Precautions at Glasnevin were not always sufficient as a deterrent and one account related in the Belfast Evening Telegraph of March, 1910, was of a major confrontation between armed watchmen and a large contingent of body snatchers angry at having had their nefarious activities thwarted the previous Saturday night. Both groups were well armed with at least 60 muskets rounds fired and one man injured in the shoot-out. “The Church-bells were rung – men, almost naked, rushed from their beds, and a wild scene ensued.”

‘Mort-safes’– metal cages were also used to enclose coffins at burial for protection against body snatchers, as were iron coffins. At Clifton Street Graveyard in the early 1800s, families hired their own night-watchmen. Later the Clifton Street Poor House hired its own watchmen who were allowed to be armed for a brief period. The musket used by the night-watchmen is still on display in Clifton House Boardroom to this day. A stone watchtower was built at the Shankill cemetery for use by night-watch men to ward of body snatchers and some crumbling ruins there remain of it.

Even these methods could not foil the most outrageous and audacious raids during wakes and open raids are recorded for the theft of bodies during wakes, The Northern Whig, December 29 1831, reported, ‘Atrocious Outrage by Body Snatchers’.
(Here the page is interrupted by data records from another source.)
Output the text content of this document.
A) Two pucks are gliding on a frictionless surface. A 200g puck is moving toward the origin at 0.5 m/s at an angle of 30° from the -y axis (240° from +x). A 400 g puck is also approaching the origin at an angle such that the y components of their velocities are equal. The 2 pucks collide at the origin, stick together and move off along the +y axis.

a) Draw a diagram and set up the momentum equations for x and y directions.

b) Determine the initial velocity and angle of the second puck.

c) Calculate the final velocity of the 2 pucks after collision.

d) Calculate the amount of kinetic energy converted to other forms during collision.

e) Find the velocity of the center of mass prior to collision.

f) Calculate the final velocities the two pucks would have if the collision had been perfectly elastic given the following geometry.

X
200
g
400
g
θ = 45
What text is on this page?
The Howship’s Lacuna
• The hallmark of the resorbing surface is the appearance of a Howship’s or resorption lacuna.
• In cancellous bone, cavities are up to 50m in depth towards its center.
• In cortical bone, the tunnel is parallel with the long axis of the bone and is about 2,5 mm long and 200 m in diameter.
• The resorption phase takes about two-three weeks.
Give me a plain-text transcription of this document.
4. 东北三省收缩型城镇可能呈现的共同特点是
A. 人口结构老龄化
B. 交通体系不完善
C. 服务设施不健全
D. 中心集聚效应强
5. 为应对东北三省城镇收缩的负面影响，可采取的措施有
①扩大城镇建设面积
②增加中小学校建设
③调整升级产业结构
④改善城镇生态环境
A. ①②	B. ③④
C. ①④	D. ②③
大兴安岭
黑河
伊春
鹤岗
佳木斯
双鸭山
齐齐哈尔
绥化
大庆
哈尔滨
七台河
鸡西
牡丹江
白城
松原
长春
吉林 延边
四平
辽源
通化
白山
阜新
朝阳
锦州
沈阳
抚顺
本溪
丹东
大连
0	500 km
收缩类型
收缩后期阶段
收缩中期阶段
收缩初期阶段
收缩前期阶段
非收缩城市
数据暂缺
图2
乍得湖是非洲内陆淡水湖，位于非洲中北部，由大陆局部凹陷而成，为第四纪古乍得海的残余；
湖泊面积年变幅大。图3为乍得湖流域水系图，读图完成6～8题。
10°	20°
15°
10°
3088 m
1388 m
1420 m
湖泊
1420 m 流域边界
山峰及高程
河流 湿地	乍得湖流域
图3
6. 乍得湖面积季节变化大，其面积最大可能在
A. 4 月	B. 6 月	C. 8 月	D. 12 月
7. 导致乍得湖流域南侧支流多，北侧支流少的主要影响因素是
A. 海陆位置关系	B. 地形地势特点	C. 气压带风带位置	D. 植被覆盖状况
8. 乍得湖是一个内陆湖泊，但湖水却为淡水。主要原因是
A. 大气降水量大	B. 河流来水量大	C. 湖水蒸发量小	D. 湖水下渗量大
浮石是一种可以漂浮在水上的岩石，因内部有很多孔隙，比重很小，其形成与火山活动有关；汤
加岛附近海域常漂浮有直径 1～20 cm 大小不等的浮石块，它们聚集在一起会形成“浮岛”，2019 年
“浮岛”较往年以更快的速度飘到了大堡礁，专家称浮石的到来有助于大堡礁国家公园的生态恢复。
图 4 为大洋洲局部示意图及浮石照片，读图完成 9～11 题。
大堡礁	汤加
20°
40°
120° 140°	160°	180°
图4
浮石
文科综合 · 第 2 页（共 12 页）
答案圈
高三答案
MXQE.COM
“About six o’ clock on Friday evening a party of resurrectionists rushed into a house in Digges’s Lane, in which, in an upper apartment lay the corpse of a female in the name of Carrol, in the act of being waked; they immediately proceeded up to the room, where bearing down all opposition, and utterly reckless of the feelings of the friends and relatives of the dead, as to all sense of decency, they tore down the body from the board on which it was stretched, and dragged it perfectly naked downstairs into the lane, from thence to Glover’s Alley and finally succeeded in carrying it off.”

After the Burke and Hare saga times changed and it was to mark the beginning of the end for the ‘resurrectionist movement. The 1832 Anatomy Act ensured a plentiful supply of corpses became available for dissection and put an end to the ‘secret supply’ of bodies of anatomical schools in Britain and Ireland; licences were required for the practice of dissection, relatives could legally sell  relatives bodies,  whilst people could sell off their own body for dissection after death. Later those who went unclaimed having died in the Workhouse or unknown deceased paupers, or suicides, could all be donated to the Schools of Anatomy.

The Falkirk Herald of May 11 1887 stated that the activities of the resurrectionist movement continued to prevail until, “...the terrible crimes of Burke and Hare, which grew out of and formed the awful crisis of that system, were revealed, sending a thrill of horror through the civilized world.”